Ketidak-pastian suatu pembatasan dalam penggunaan kebebasan
mimbar akademis sering menimbulkan penafsiran keliru dari
berbagai pihak, memang.
Seperti kata Amiruddin, Rektor Universitas Hasanuddin, Ujung
Pandang: "Satu kelompok bilang kebebasan mimbar (akhir-akhir
ini) sudah di luar batas. Kelompok lain, bilang belum. Nah,
mengenai batasan kebebasan mimbar saja belum kelihatan adanya
kesepakatan."
Tidak ada kesepakatan dalam aturan permainan sementara itu bisa
menimbulkan peluang yang tidak sehat dalam penggunaan
kebebasan mimbar. "Coba kalau hukum kita sudah berjalan baik di
seluruh negeri. Orang tidak akan sembarangan mempergunakan
kebebasan mimbar.
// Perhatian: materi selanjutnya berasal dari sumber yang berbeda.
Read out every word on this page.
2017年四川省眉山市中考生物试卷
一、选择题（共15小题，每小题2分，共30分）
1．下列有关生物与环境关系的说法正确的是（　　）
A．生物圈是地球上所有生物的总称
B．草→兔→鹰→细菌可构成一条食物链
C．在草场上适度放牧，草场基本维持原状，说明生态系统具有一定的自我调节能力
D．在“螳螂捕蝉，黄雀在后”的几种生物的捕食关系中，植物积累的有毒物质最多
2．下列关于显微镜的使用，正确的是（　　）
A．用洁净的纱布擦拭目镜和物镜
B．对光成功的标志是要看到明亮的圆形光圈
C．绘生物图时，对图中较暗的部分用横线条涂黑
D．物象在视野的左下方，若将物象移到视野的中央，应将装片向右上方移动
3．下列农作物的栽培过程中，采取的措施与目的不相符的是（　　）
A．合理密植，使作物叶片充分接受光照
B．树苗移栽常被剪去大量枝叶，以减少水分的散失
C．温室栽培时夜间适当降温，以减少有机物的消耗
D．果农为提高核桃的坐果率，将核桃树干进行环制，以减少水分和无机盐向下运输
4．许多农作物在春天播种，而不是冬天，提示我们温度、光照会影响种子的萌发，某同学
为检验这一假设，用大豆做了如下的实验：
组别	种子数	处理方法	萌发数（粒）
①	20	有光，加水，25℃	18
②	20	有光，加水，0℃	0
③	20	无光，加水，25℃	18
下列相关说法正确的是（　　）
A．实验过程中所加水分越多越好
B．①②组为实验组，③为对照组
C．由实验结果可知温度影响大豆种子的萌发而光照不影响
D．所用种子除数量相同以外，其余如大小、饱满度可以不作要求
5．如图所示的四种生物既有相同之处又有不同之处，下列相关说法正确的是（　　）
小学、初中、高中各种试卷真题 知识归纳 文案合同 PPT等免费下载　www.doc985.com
Karena penggunaan yang salah bisa menyebabkan
yang bersangkutan dituntut di muka pengadilan," ujar Rektor IPB,
Achmad Satari. "Bahkan kampus sekalipun tidak berarti tempat
yang lebih aman."
Satari membedakan kebebasan mimbar (free speech) dengan
kebebasan akademis (academic freedom). Menurut dia, yang sering
menjadi persoalan kebebasan bentuk pertama. Sedangkan kebebasan
akademis tidak ada persoalan sama sekali. Karena ruang
lingkupnya yang kecil --terbatas dalam kekhususan profesi.
Satari sendiri tidak berkeberatan kebebasan mimbar (free speech)
masuk kampus, selama ada jaminan hukum.
Bukan Parlemen
Berbeda dengan jalan fikiran itu, dr. Prakoso, Rektor
Universitas 11 Maret, Surakarta cenderung menjadikan kampus
sebagai forum ilmiah semata. "Kalau mau bicara soal politik,
serahkan saja pada organisasi ekstra seperti HMI atau lainnya,"
kata Prakoso.
Garis pendapat yang sama keluar dari mulut Masroem, Pembantu
Rektor Bidang Akademis Universitas Gajah Mada, Yogyakarta.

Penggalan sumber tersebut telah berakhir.